- Directed by: Brent Christy
- Written by: Shea Sizemore
- Starring: Neal McDonough; Steven R. McQueen; Casper Van Dien;
- Production company: INSP Films
- Release date: June 20, 2020;
- Country: United States
- Language: English

= The Warrant =

The Warrant is a 2020 American Western-themed film. The film stars Steven R. McQueen and Neal McDonough as a father and son duo, who dedicate their lives to upholding the law. A sequel to the film titled The Warrant: Breaker's Law, was announced in 2022.

==Plot==
The Warrant is set in a post-civil war America. The plot follows John Breaker, played by Neal McDonough, who served in the American Civil War before becoming a local sheriff, along with his son, Cal Breaker, a Federal Marshal, played by Steven R. McQueen. Together they set out on a mission to serve an arrest warrant to a well-known vigilante, Virgil St. Denis, played by Casper Van Dien. St. Denis goes by the name of "The Saint" and, like John Breaker, was a war veteran.

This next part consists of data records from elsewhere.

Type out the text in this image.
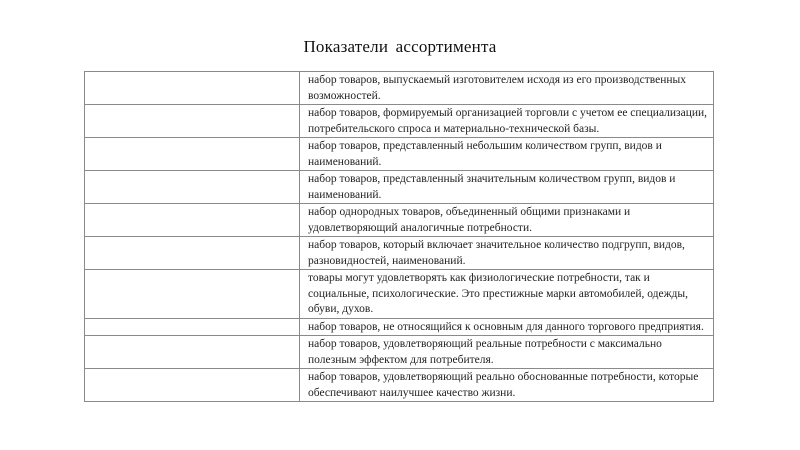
Показатели ассортимента
	набор товаров, выпускаемый изготовителем исходя из его производственных возможностей.
	набор товаров, формируемый организацией торговли с учетом ее специализации, потребительского спроса и материально-технической базы.
	набор товаров, представленный небольшим количеством групп, видов и наименований.
	набор товаров, представленный значительным количеством групп, видов и наименований.
	набор однородных товаров, объединенный общими признаками и удовлетворяющий аналогичные потребности.
	набор товаров, который включает значительное количество подгрупп, видов, разновидностей, наименований.
	товары могут удовлетворять как физиологические потребности, так и социальные, психологические. Это престижные марки автомобилей, одежды, обуви, духов.
	набор товаров, не относящийся к основным для данного торгового предприятия.
	набор товаров, удовлетворяющий реальные потребности с максимально полезным эффектом для потребителя.
	набор товаров, удовлетворяющий реально обоснованные потребности, которые обеспечивают наилучшее качество жизни.
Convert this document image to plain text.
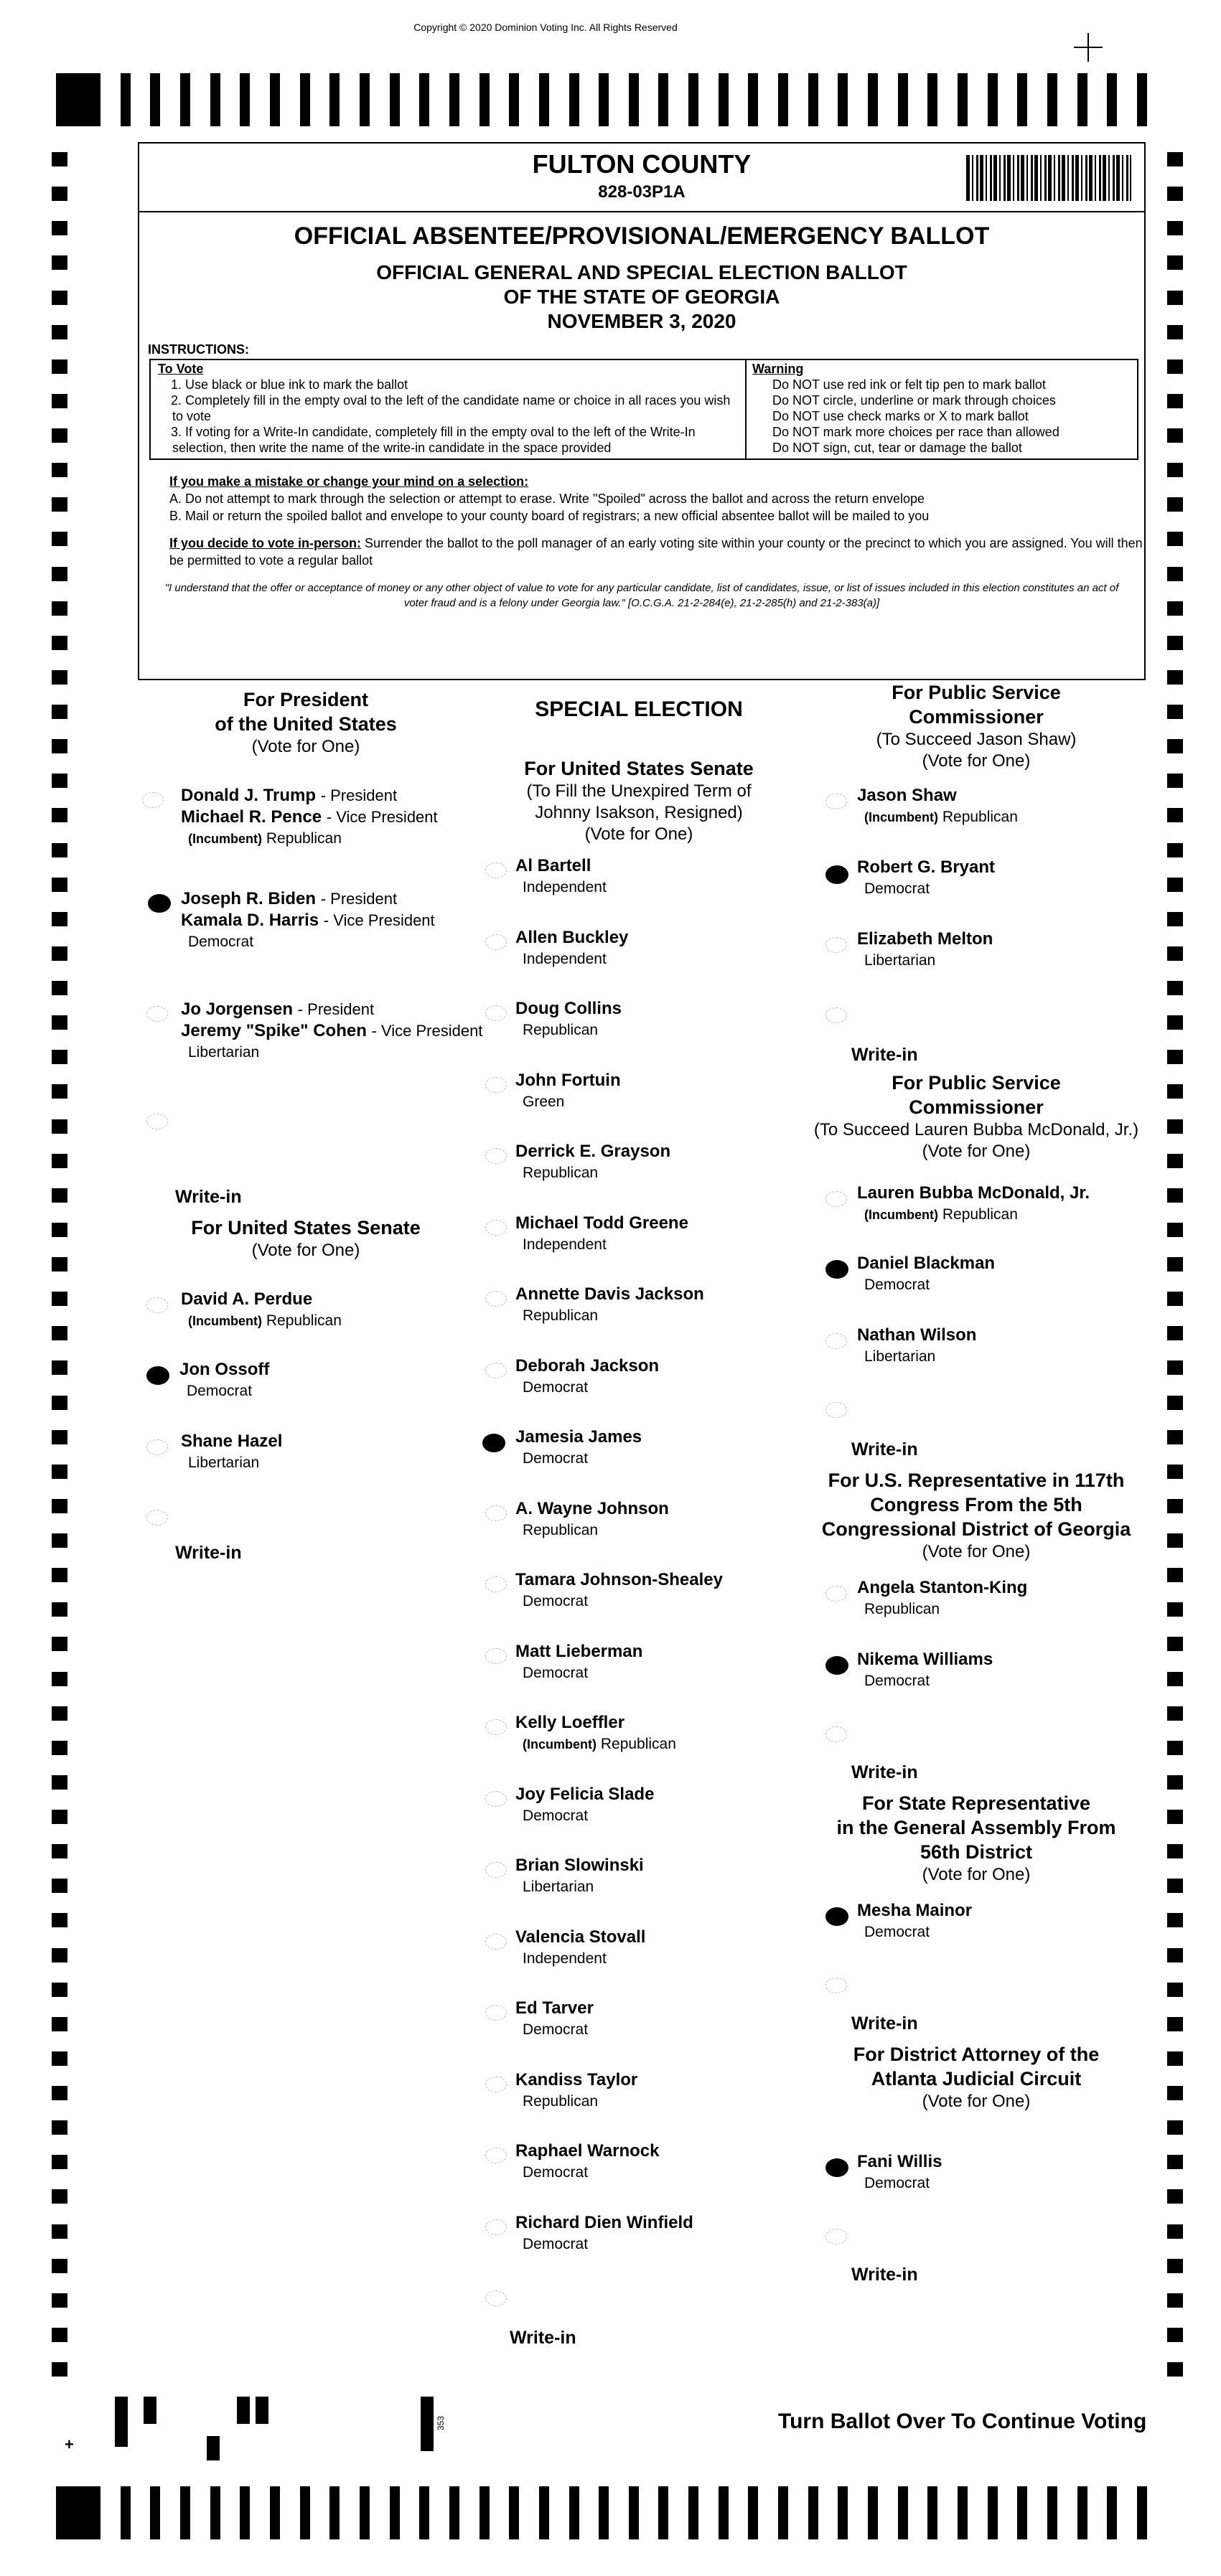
Copyright © 2020 Dominion Voting Inc. All Rights Reserved
FULTON COUNTY
828-03P1A
OFFICIAL ABSENTEE/PROVISIONAL/EMERGENCY BALLOT
OFFICIAL GENERAL AND SPECIAL ELECTION BALLOT
OF THE STATE OF GEORGIA
NOVEMBER 3, 2020
INSTRUCTIONS:
To Vote

1. Use black or blue ink to mark the ballot

2. Completely fill in the empty oval to the left of the candidate name or choice in all races you wish to vote

3. If voting for a Write-In candidate, completely fill in the empty oval to the left of the Write-In selection, then write the name of the write-in candidate in the space provided

Warning

Do NOT use red ink or felt tip pen to mark ballot

Do NOT circle, underline or mark through choices

Do NOT use check marks or X to mark ballot

Do NOT mark more choices per race than allowed

Do NOT sign, cut, tear or damage the ballot

If you make a mistake or change your mind on a selection:
A. Do not attempt to mark through the selection or attempt to erase. Write "Spoiled" across the ballot and across the return envelope
B. Mail or return the spoiled ballot and envelope to your county board of registrars; a new official absentee ballot will be mailed to you
If you decide to vote in-person: Surrender the ballot to the poll manager of an early voting site within your county or the precinct to which you are assigned. You will then be permitted to vote a regular ballot
"I understand that the offer or acceptance of money or any other object of value to vote for any particular candidate, list of candidates, issue, or list of issues included in this election constitutes an act of voter fraud and is a felony under Georgia law." [O.C.G.A. 21-2-284(e), 21-2-285(h) and 21-2-383(a)]
For President
of the United States
(Vote for One)
Donald J. Trump - President
Michael R. Pence - Vice President
(Incumbent) Republican
Joseph R. Biden - President
Kamala D. Harris - Vice President
Democrat
Jo Jorgensen - President
Jeremy "Spike" Cohen - Vice President
Libertarian
Write-in
For United States Senate
(Vote for One)
David A. Perdue
(Incumbent) Republican
Jon Ossoff
Democrat
Shane Hazel
Libertarian
Write-in
SPECIAL ELECTION
For United States Senate
(To Fill the Unexpired Term of
Johnny Isakson, Resigned)
(Vote for One)
Al Bartell
Independent
Allen Buckley
Independent
Doug Collins
Republican
John Fortuin
Green
Derrick E. Grayson
Republican
Michael Todd Greene
Independent
Annette Davis Jackson
Republican
Deborah Jackson
Democrat
Jamesia James
Democrat
A. Wayne Johnson
Republican
Tamara Johnson-Shealey
Democrat
Matt Lieberman
Democrat
Kelly Loeffler
(Incumbent) Republican
Joy Felicia Slade
Democrat
Brian Slowinski
Libertarian
Valencia Stovall
Independent
Ed Tarver
Democrat
Kandiss Taylor
Republican
Raphael Warnock
Democrat
Richard Dien Winfield
Democrat
Write-in
For Public Service
Commissioner
(To Succeed Jason Shaw)
(Vote for One)
Jason Shaw
(Incumbent) Republican
Robert G. Bryant
Democrat
Elizabeth Melton
Libertarian
Write-in
For Public Service
Commissioner
(To Succeed Lauren Bubba McDonald, Jr.)
(Vote for One)
Lauren Bubba McDonald, Jr.
(Incumbent) Republican
Daniel Blackman
Democrat
Nathan Wilson
Libertarian
Write-in
For U.S. Representative in 117th
Congress From the 5th
Congressional District of Georgia
(Vote for One)
Angela Stanton-King
Republican
Nikema Williams
Democrat
Write-in
For State Representative
in the General Assembly From
56th District
(Vote for One)
Mesha Mainor
Democrat
Write-in
For District Attorney of the
Atlanta Judicial Circuit
(Vote for One)
Fani Willis
Democrat
Write-in
+
353	Turn Ballot Over To Continue Voting
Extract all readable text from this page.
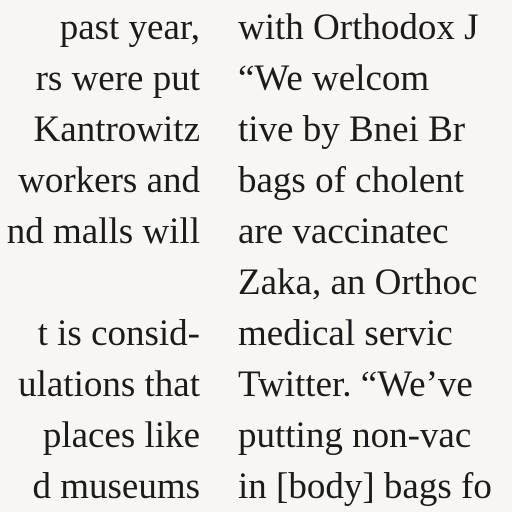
past year,
rs were put
Kantrowitz
workers and
nd malls will
t is consid-
ulations that
places like
d museums
with Orthodox J
“We welcom
tive by Bnei Br
bags of cholent
are vaccinatec
Zaka, an Orthoc
medical servic
Twitter. “We’ve
putting non-vac
in [body] bags fo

The task becomes seemingly impossible when the Breakers get caught between two rival gangs, which could reignite the Civil War. It was described by Casper Van Dien as "a wholesome Western; it felt like a classic Western".

==Sequel==
In 2022, it was announced that Neal McDonough and INSP Films would produce and star in a sequel, The Warrant: Breaker's Law. Dermot Mulroney would also star in the film.